Хлопнув Козлова-Угренина по башке, генерал затих, ожидая — что из этого выйдет? Генеральская выдержка в таком ожидании нужна и мудрость тоже генеральская.

...В зал внесли свечи.

В костре сучья потрескивали, шипели. Угольки падали в снег. Плохо разгорался костёр, а иззябли донельзя. Шелихов скрюченными, неслушающимися пальцами осторожненько подбрасывал веточки в огонь. Вот-вот, ждал, вспыхнет жаркое пламя, и тогда уж можно будет присесть к огню и обогреться. Кухлянка на спине у него топорщилась ледяным коробом.

Степан, слышно было, неподалёку орудовал топором. Тюкал по мёрзлым елям. Стук топора разносился далеко в мёртвой тишине заснеженной тайги.

Собаки, голодные после перехода, лезли к огню. Грызлись, скулили. Кормить надо было собак, но Григорий Иванович прежде хотел разжечь костёр.

Собаками разжились перед самым снегом, продав коней охотничьей ватаге. Те шли на юг Камчатки, и кони были им сподручнее.
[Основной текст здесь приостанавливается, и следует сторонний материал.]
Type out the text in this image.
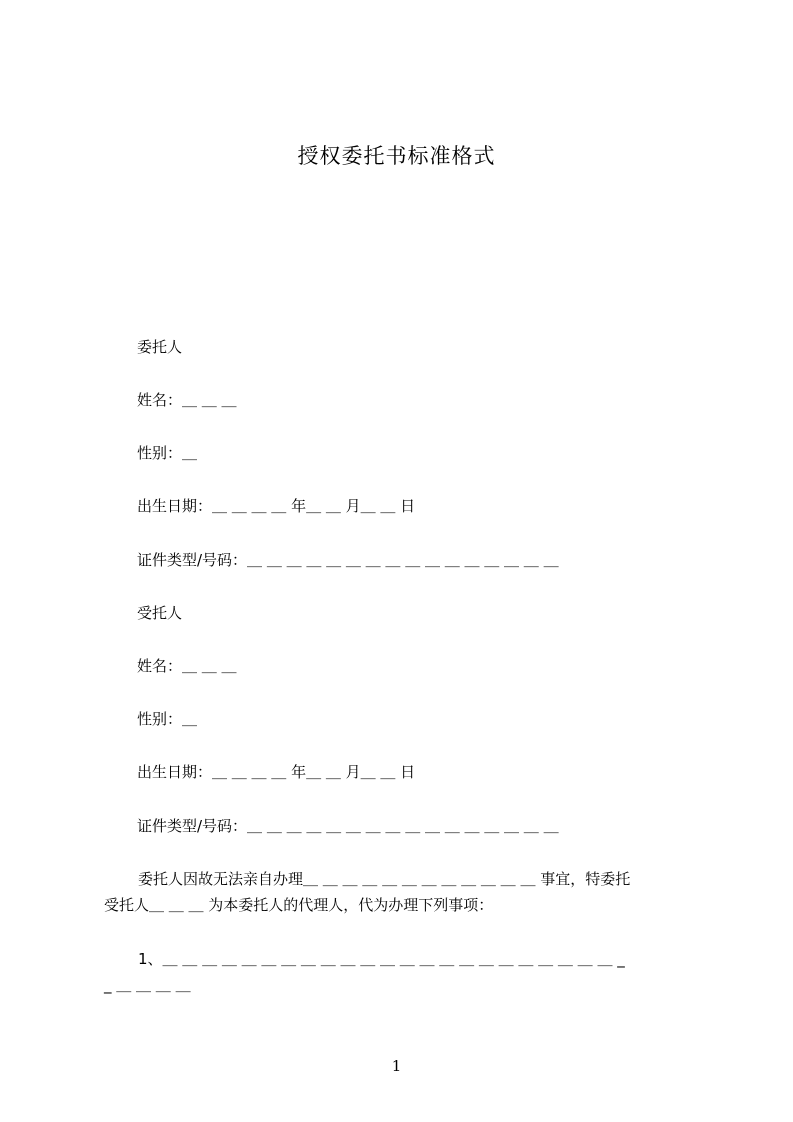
授权委托书标准格式
委托人
姓名：＿ ＿ ＿
性别：＿
出生日期：＿ ＿ ＿ ＿ 年＿ ＿ 月＿ ＿ 日
证件类型/号码：＿ ＿ ＿ ＿ ＿ ＿ ＿ ＿ ＿ ＿ ＿ ＿ ＿ ＿ ＿ ＿
受托人
姓名：＿ ＿ ＿
性别：＿
出生日期：＿ ＿ ＿ ＿ 年＿ ＿ 月＿ ＿ 日
证件类型/号码：＿ ＿ ＿ ＿ ＿ ＿ ＿ ＿ ＿ ＿ ＿ ＿ ＿ ＿ ＿ ＿
委托人因故无法亲自办理＿ ＿ ＿ ＿ ＿ ＿ ＿ ＿ ＿ ＿ ＿ ＿ 事宜，特委托
受托人＿ ＿ ＿ 为本委托人的代理人，代为办理下列事项：
1、＿ ＿ ＿ ＿ ＿ ＿ ＿ ＿ ＿ ＿ ＿ ＿ ＿ ＿ ＿ ＿ ＿ ＿ ＿ ＿ ＿ ＿ ＿ _
_ ＿ ＿ ＿ ＿
1
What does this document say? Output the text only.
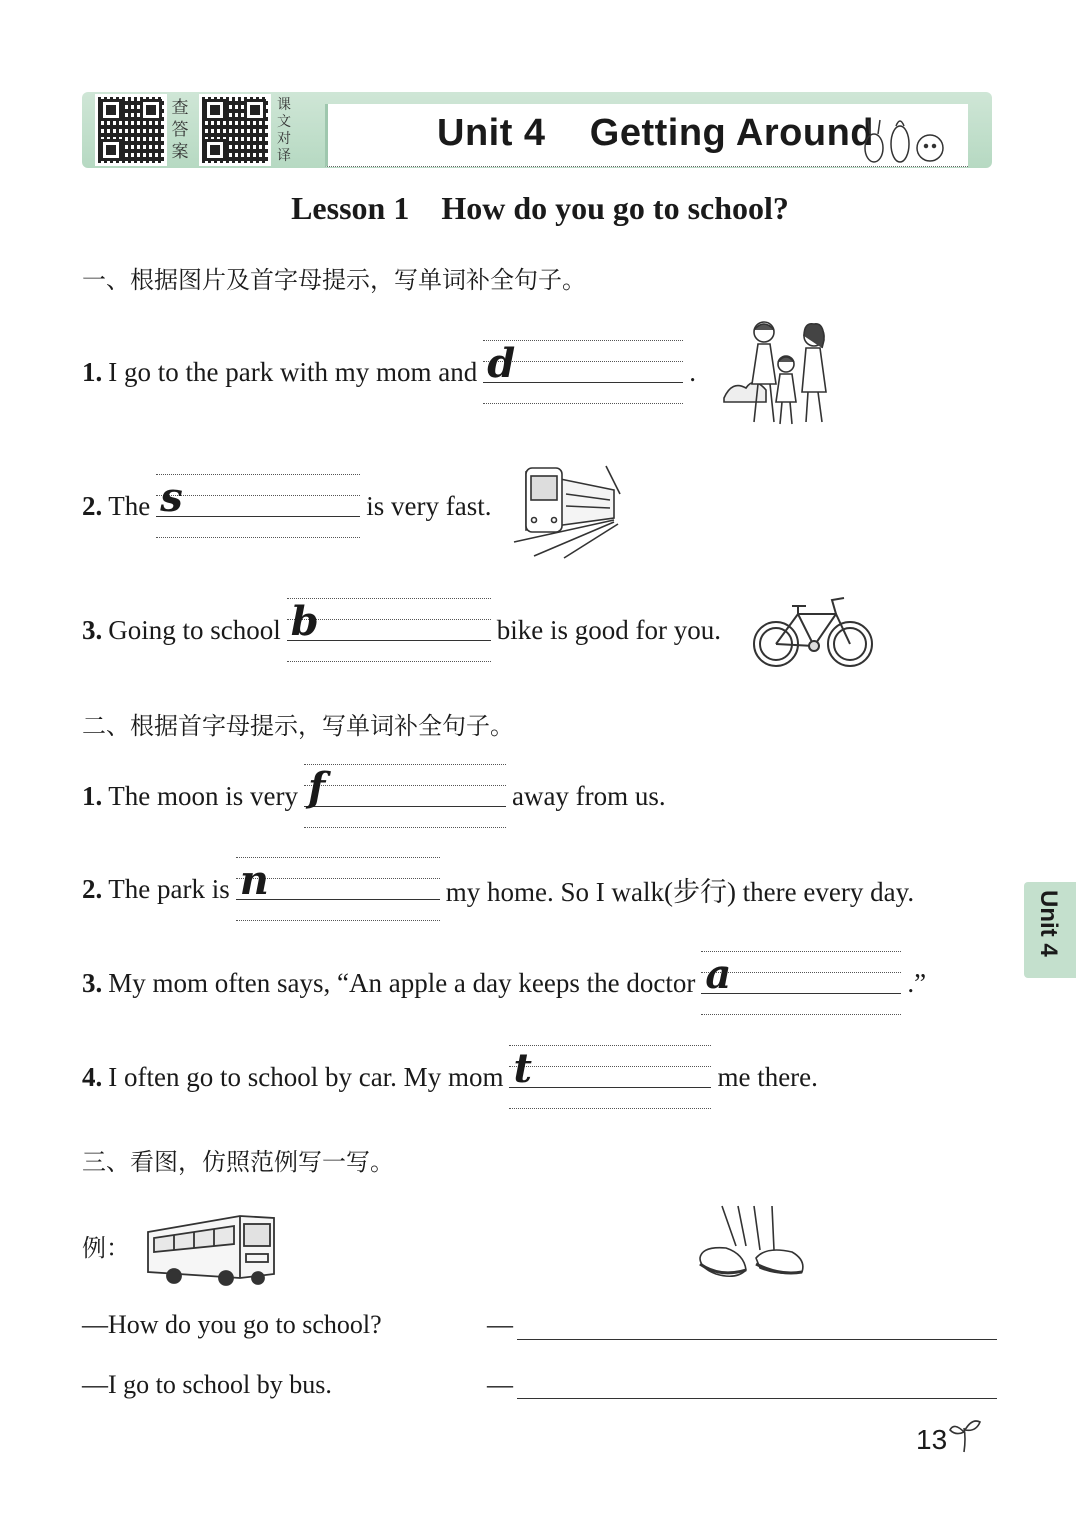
查
答
案
课
文
对
译
Unit 4    Getting Around
Lesson 1    How do you go to school?
一、根据图片及首字母提示，写单词补全句子。
1. I go to the park with my mom and d	.
2. The s	is very fast.
3. Going to school b	bike is good for you.
二、根据首字母提示，写单词补全句子。
1. The moon is very f	away from us.
2. The park is n	my home. So I walk(步行) there every day.
3. My mom often says, “An apple a day keeps the doctor a	.”
4. I often go to school by car. My mom t	me there.
三、看图，仿照范例写一写。
例：
—How do you go to school?
—I go to school by bus.
—
—
Unit 4
13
Собаки ничего себе — кормленые, в теле.

Наконец огонь хорошо взялся, въелся в сучья, налился белым жарким цветом.

По хрусткому снегу подошёл Степан. Сбросил с рук охапку сучьев. Бородёнка была у него в сосульках. В инее. Ободрав сосульки, сказал:

   — Жмёт мороз-то, Григорий Иванович. Ух, жмёт!

Наклонился к костру, протянул руки к огню.

Шелихов шагнул к нартам. Торопился накормить собак. Знал: собаки — вся надежда.

Свора сунулась за ним.

Шелихов отогнал собак от нарт и развязал мешок с юколой[10]. Топором рубил рыбин пополам и бросал каждой собаке кусок. Следил, чтобы досталось всем. Вожаку швырнул рыбину целиком. Тот, лязгнув зубами, схватил юколу и отпрянул в сторону. Лёг. Вожак был хорош. С крупной, массивной головой, широкой грудью, с пушистым, большим, как правило, хвостом.

Мохнатые, мощные лапы вожака необыкновенно высоки для ездовой собаки, и потому идти ему, даже по глубокому снегу, легко.

Шелихов подумал, что надо бы получше собак накормить, измотались, но, взглянув на пустеющий мешок, решил — хватит.

Собаки разбежались вокруг костра и с рычанием грызли мороженую, крепкую, как камень, рыбу.

Шелихов завязал мешок с юколой, достал припрятанных в передке нарт настрелянных днём куропаток. Три белых комочка. Присел к костру и начал навешивать над огнём туго набитый снегом котёл.

Делал всё это он без видимых усилий, как делал и каждый вечер, хотя бы и устав до того, что впору лечь в снег у костра и лежать без движений. Но этого-то он и не позволял себе.

Григорий Иванович знал — раз так ляжет человек, не напившись горячего кипятка и не съев чего-нибудь, два, а на третий не встанет. Это был закон тайги. Отсюда выходил только тот, кто умел переломить немощь.